En 2025, il est encore présenté comme responsable affaires institutionnelles et réglementaires d’Orange Cameroun dans une interview portant sur l’intégration et les défis de la zone CEMAC, une cohérence de trajectoire : penser l’économie à l’échelle régionale.
Pourquoi MSMI ? La logique derrière le mouvement
MSMI n’est pas une start-up de communication. C’est un acteur d’atelier, d’usine, de chantier. Un univers où l’on juge sur la capacité à livrer, à tenir des délais, à intervenir vite, à réparer “quand ça casse”, souvent au pire moment.
Sur son site, MSMI situe ses équipes au cœur de la zone industrielle de Douala-Bassa et met en avant des interventions de jour comme de nuit, autour de la fabrication mécanique, la maintenance industrielle, la mécano-soudure et l’ingénierie.

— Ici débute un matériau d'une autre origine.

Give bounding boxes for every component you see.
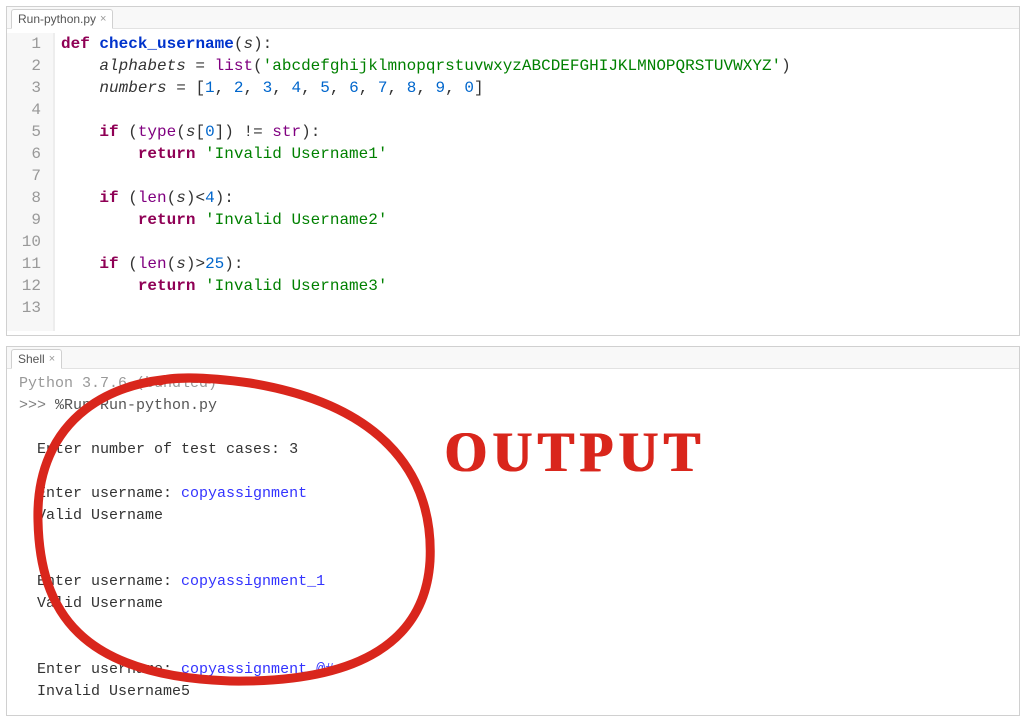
line-number: 13: [7, 297, 41, 319]
code-line: [61, 231, 1019, 253]
shell-line: Enter username: copyassignment_1: [37, 573, 325, 590]
line-number: 8: [7, 187, 41, 209]
shell-line: Invalid Username5: [37, 683, 190, 700]
line-number: 1: [7, 33, 41, 55]
line-number: 2: [7, 55, 41, 77]
line-number: 3: [7, 77, 41, 99]
shell-run-command: %Run Run-python.py: [55, 397, 217, 414]
editor-tab-label: Run-python.py: [18, 12, 96, 26]
code-line: if (len(s)<4):: [61, 187, 1019, 209]
shell-panel: Shell × Python 3.7.6 (bundled) >>> %Run …: [6, 346, 1020, 716]
shell-line: Enter username: copyassignment: [37, 485, 307, 502]
shell-tab[interactable]: Shell ×: [11, 349, 62, 369]
editor-body[interactable]: 1 2 3 4 5 6 7 8 9 10 11 12 13 def check_…: [7, 29, 1019, 335]
code-line: return 'Invalid Username1': [61, 143, 1019, 165]
code-editor-panel: Run-python.py × 1 2 3 4 5 6 7 8 9 10 11 …: [6, 6, 1020, 336]
code-line: alphabets = list('abcdefghijklmnopqrstuv…: [61, 55, 1019, 77]
code-line: if (len(s)>25):: [61, 253, 1019, 275]
code-line: return 'Invalid Username2': [61, 209, 1019, 231]
line-number: 4: [7, 99, 41, 121]
shell-tab-label: Shell: [18, 352, 45, 366]
line-number: 12: [7, 275, 41, 297]
shell-line: Enter number of test cases: 3: [37, 441, 298, 458]
shell-line: Valid Username: [37, 507, 163, 524]
shell-prompt: >>>: [19, 397, 46, 414]
shell-version: Python 3.7.6 (bundled): [19, 375, 217, 392]
line-number: 9: [7, 209, 41, 231]
code-line: def check_username(s):: [61, 33, 1019, 55]
code-line: return 'Invalid Username3': [61, 275, 1019, 297]
code-line: [61, 99, 1019, 121]
line-number: 6: [7, 143, 41, 165]
shell-tab-strip: Shell ×: [7, 347, 1019, 369]
line-number-gutter: 1 2 3 4 5 6 7 8 9 10 11 12 13: [7, 33, 55, 331]
line-number: 7: [7, 165, 41, 187]
code-line: if (type(s[0]) != str):: [61, 121, 1019, 143]
code-line: [61, 165, 1019, 187]
close-icon[interactable]: ×: [100, 14, 106, 25]
annotation-output-label: OUTPUT: [445, 419, 706, 484]
close-icon[interactable]: ×: [49, 354, 55, 365]
line-number: 5: [7, 121, 41, 143]
shell-line: Enter username: copyassignment_@#: [37, 661, 334, 678]
shell-line: Valid Username: [37, 595, 163, 612]
line-number: 10: [7, 231, 41, 253]
line-number: 11: [7, 253, 41, 275]
editor-tab[interactable]: Run-python.py ×: [11, 9, 113, 29]
code-area[interactable]: def check_username(s): alphabets = list(…: [55, 33, 1019, 331]
code-line: numbers = [1, 2, 3, 4, 5, 6, 7, 8, 9, 0]: [61, 77, 1019, 99]
editor-tab-strip: Run-python.py ×: [7, 7, 1019, 29]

Un catalogue d’entreprise (2021) rappelle la création en 2003 et mentionne un capital social de 32 000 000 FCFA (pour la structure décrite dans ce document), un élément qui illustre une base industrielle construite dans le temps.

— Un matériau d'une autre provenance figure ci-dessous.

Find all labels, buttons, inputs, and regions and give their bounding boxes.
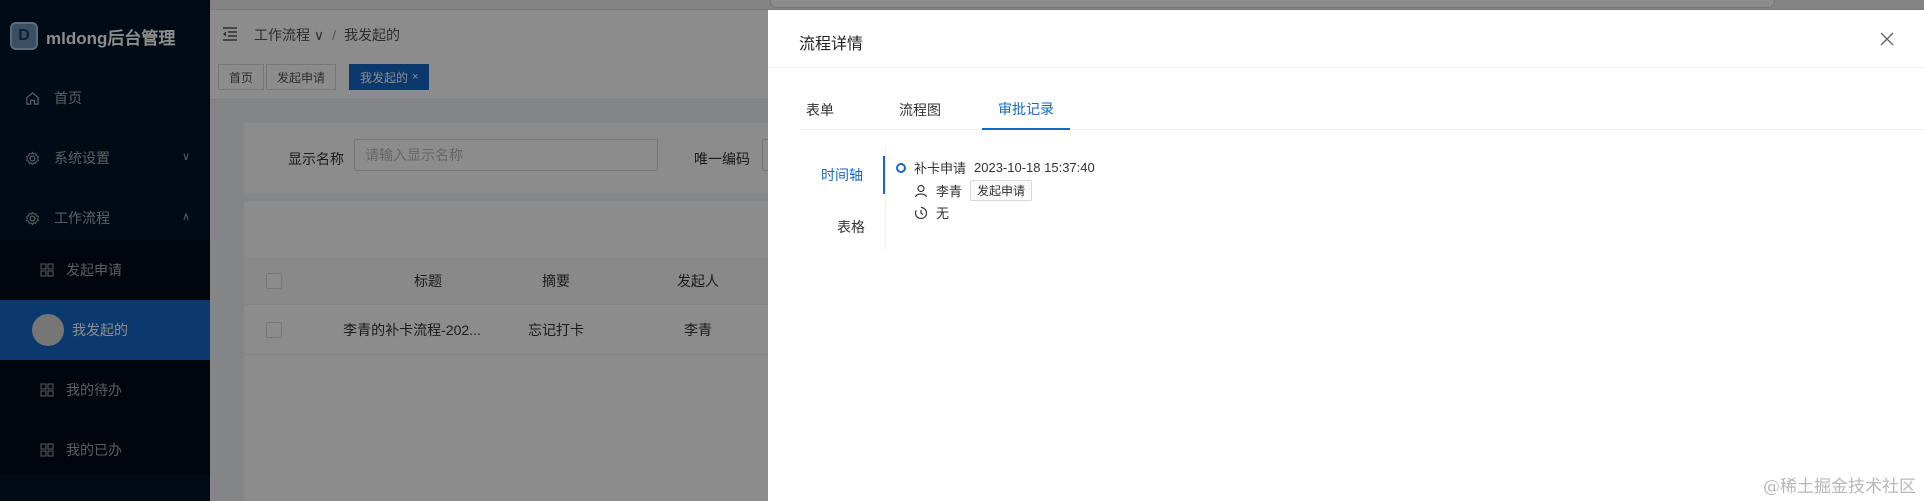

Dans ce contexte, l’arrivée d’un ex-GICAM, passé par la régulation télécom, ressemble à un pari rationnel : structurer, sécuriser les relations, professionnaliser la gouvernance, et ouvrir des portes dans un marché où la maintenance industrielle se gagne aussi à la crédibilité.
La société Multi Services Maintenance Industrielle (MSMI AFRICA S.A.) qui a vu le jour en 2003 accompagne depuis plus de deux décennies le Cameroun dans son processus d’industrialisation. Implantée dans la zone industrielle de Douala-Bassa, MSMI AFRICA S.A. intervient dans les domaines de la fabrication mécanique, de la maintenance industrielle, de la mécano-soudure et, plus largement, de l’ingénierie industrielle. Cette entreprise accompagne des clients évoluant dans des secteurs clés tels que le pétrole, l’industrie lourde, le BTP, le naval, le bois, le plastique, l’agro-industrie, l’aéronautique, les mines et la santé…
L’ombre portée d’Audrey Chicot, et le passage de témoin
Impossible d’écrire MSMI sans parler d’Audrey Chicot, figure du “pouvoir industriel au féminin”, dont le récit entrepreneurial est associé à la création de l’entreprise en 2003 et au positionnement sur un besoin critique : la maintenance et la fabrication mécanique pour l’industrie locale.
Le duo PCA–ADG qui se dessine est un classique des entreprises en transition :
- la fondatrice conserve la vision, la culture, la mémoire et le contrôle stratégique ;
- le directeur général pilote l’exécution, la croissance, les process, la conquête.